Tuesday, November 17, 2020

Enjoying the Patio

Just a week ago we were outside sitting in the sun and enjoying the patio during our days of balmy November weather.  It was actually warm!  But a week has passed and it seems a whole season has turned now!  A glazing of that white stuff fell last night.

The new garden is all in place, mostly not showing above ground yet, but protected for the winter, and the yard is entirely put to bed.

Our heron/ostrich/crane has been moved out to a more public spot (but it blew over in the wind Sunday night and is now back to a more sheltered spot).

There even one tiny touch of colour in the leaves of the Coral Bells.

Our Celtic fish sculpture is leaning safely against a tree for the winter while its usual base is used for a bird feeder.
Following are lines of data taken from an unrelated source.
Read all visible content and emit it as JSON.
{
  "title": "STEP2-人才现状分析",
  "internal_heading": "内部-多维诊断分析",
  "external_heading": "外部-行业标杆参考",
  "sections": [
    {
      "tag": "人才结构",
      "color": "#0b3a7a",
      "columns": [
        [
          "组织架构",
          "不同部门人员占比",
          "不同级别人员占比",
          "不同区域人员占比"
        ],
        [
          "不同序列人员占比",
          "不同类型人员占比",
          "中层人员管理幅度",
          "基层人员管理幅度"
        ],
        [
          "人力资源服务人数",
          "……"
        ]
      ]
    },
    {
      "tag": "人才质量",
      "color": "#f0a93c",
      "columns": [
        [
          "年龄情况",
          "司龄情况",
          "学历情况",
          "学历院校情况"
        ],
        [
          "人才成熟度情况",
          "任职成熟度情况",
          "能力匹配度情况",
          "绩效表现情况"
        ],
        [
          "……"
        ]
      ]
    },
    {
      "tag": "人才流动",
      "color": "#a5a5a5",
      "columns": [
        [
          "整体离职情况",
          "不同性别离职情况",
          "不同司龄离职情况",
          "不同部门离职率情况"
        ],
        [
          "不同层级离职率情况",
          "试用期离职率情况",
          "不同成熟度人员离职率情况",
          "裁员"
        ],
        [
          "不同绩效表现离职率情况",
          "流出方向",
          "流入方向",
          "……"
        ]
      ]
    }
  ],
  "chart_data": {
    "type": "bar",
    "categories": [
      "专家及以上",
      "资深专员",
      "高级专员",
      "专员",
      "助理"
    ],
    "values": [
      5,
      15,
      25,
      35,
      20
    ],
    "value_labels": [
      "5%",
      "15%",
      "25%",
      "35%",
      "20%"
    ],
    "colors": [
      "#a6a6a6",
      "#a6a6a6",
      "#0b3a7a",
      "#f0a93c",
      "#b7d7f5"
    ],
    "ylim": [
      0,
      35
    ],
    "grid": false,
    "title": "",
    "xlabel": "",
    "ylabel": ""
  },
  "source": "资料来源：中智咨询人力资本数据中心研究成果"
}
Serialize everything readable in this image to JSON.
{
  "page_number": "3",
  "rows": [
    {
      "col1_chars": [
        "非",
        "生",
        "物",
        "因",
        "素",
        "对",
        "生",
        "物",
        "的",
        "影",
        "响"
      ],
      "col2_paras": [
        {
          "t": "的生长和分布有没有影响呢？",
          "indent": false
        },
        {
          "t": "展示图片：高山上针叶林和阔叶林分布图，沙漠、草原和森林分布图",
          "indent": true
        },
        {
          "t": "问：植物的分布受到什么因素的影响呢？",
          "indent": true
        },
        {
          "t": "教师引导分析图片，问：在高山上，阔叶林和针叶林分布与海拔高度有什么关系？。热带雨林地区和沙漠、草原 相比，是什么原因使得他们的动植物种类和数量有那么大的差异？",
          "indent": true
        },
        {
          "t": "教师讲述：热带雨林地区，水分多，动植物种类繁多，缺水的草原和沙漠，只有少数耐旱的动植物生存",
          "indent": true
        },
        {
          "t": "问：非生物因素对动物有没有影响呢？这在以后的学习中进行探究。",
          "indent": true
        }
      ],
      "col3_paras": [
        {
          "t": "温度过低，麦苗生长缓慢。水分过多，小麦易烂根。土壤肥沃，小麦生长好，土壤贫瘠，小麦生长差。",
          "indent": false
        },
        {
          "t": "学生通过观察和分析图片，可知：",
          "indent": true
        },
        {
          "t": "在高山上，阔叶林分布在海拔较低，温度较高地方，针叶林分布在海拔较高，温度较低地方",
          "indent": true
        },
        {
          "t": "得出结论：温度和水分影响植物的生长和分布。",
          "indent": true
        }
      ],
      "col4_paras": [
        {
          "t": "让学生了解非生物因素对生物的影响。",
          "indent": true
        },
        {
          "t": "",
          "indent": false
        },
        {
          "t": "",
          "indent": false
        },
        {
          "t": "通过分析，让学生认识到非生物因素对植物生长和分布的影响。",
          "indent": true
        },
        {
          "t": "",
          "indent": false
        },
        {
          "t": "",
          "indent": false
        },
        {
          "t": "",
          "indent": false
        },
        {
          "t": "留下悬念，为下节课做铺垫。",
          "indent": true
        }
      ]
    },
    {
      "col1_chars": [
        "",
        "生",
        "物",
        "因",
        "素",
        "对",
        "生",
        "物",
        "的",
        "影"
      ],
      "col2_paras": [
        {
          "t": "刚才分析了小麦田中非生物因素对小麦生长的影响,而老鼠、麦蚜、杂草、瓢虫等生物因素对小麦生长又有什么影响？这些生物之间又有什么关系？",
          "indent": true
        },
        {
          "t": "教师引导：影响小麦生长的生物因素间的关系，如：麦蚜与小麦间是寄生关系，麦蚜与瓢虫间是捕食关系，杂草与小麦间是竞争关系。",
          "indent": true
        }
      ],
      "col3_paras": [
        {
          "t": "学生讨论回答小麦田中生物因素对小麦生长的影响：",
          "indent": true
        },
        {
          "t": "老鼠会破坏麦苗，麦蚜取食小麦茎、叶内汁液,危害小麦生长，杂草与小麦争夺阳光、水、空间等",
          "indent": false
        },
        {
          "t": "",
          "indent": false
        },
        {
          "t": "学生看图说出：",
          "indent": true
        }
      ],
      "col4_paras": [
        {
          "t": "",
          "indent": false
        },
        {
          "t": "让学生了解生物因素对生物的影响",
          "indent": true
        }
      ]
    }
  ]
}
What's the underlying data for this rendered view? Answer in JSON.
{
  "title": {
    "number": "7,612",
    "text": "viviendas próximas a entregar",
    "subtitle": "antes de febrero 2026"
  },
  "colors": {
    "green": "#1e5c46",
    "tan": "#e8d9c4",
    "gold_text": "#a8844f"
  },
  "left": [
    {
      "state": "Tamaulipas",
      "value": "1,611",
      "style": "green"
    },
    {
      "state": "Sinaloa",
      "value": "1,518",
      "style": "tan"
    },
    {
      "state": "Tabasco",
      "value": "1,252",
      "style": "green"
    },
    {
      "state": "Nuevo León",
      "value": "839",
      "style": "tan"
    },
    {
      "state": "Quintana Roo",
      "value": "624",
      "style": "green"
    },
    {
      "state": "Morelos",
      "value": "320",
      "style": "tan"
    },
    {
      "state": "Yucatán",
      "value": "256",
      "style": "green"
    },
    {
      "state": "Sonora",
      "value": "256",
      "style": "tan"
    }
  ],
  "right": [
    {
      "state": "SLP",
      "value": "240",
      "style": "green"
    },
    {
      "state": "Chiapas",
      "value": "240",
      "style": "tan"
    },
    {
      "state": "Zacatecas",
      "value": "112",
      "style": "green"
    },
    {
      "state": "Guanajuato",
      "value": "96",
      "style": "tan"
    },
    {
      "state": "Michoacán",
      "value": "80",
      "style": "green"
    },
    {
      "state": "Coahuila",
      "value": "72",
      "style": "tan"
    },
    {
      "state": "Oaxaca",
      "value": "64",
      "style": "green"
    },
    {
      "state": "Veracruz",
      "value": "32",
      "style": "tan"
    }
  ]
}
Between the patio and the deck there will be lots of room for me to roam around next summer.

And my ramps are working well.  I don't know if I shared with you the final improvement to the ramp leading up into the house.  Even though the boards were only one inch+ thick, it was an awkward bump getting onto in.  Our carpenter suggested this solution and it works great, so both ramps are now smooth to use.

Mrs. F.G. has added a few colourful balls to the planters so there's a bit of a Christmas look outside the window.

But this is the view today - at -1°C!  I guess that was my last day on the patio until next spring.